Where lost it lay, through mouldering years of gloom,
Like mummy-king, forgotten in his tomb.

Princely Lorenzo, who not scorned the gown,
But wreathed the scholar's with the statesman's crown,
With generous quest explored them, where they lay,
And gave each glorious vellum back to day.
They came, like heralds from some far-off clime
Of ancient fame, ambassadors from Time;
And who but burned to unseal their trusted lore,
And turn the high dispatches o'er and o'er?
Nay, then, 'twas held no scorn to copy out,
And pause, and pore, till texts were free from doubt;
Genius himself on such slow task might moil;
Where great the End, ne'er vulgar is the Toil.

Oh matchless line of years, whose generous strife
Reared man's reviving mind to perfect life.
Then Petrarch's native lay refined on love;
Then Angelo the' impetuous chisel drove;
Then Oracles, that stirred young Raphael's breast,
Spoke forth in colours, clear as words, exprest;

And Learning, made no coldly gainful art,
Was Sacrifice, and offered from the heart.

When first, our questing age to scourge or bless,
Ingenious Faust had framed the wondrous press,
And taught to each, intent on good or ill,
To waft on volant leaf the thought at will,
Along the skies what dubious omen sailed,
What prophecy or greeted, or bewailed?
Or who might guess from whence the power was given,
Upsent—from hell—to tempt, or dropt—in love—from heaven?

Come back, long-toiling Faust! come back and see
The produce of thy Good-and-Evil tree;
Count o'er its mingled fruits of joy and pain,
Then say if thou wouldst plant it o'er again!
Thou too, wise Caliph Omar! who art said
All Alexandria's ovens to have fed,
Visit our shelves once more.
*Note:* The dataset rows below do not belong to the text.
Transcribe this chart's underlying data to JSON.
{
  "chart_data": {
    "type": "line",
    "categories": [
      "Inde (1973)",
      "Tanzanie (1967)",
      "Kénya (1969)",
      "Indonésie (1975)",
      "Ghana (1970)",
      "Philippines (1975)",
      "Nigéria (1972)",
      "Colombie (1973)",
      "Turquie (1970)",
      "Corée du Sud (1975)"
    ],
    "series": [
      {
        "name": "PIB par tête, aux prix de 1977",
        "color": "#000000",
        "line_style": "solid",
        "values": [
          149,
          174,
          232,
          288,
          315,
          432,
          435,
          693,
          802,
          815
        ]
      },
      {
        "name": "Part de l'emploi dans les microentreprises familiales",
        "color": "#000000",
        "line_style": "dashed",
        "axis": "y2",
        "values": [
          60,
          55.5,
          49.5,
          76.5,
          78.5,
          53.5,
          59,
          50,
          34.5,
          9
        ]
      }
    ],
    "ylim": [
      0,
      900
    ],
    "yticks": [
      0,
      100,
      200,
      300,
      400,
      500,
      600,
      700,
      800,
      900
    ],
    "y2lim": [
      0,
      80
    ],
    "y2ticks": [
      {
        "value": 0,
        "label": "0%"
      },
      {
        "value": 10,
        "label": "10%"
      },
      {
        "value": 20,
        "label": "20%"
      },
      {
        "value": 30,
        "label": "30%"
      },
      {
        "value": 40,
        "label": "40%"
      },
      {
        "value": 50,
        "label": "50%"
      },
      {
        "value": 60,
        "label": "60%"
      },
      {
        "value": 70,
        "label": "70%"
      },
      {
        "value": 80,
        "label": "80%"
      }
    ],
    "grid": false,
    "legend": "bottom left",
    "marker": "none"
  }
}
Where'er we look
Pamphlet on pamphlet, book buds out on book;
Turn wheresoe'er we will, new volumes sprout;
Some of fair promise; most lack clearing out.

Come, then, thou Critic-Caliph—come again,
Nor decimate; but take the nine in ten!

B. —The ground thus cleared, you plant your own instead,
And shrewdly gain one chance of being read.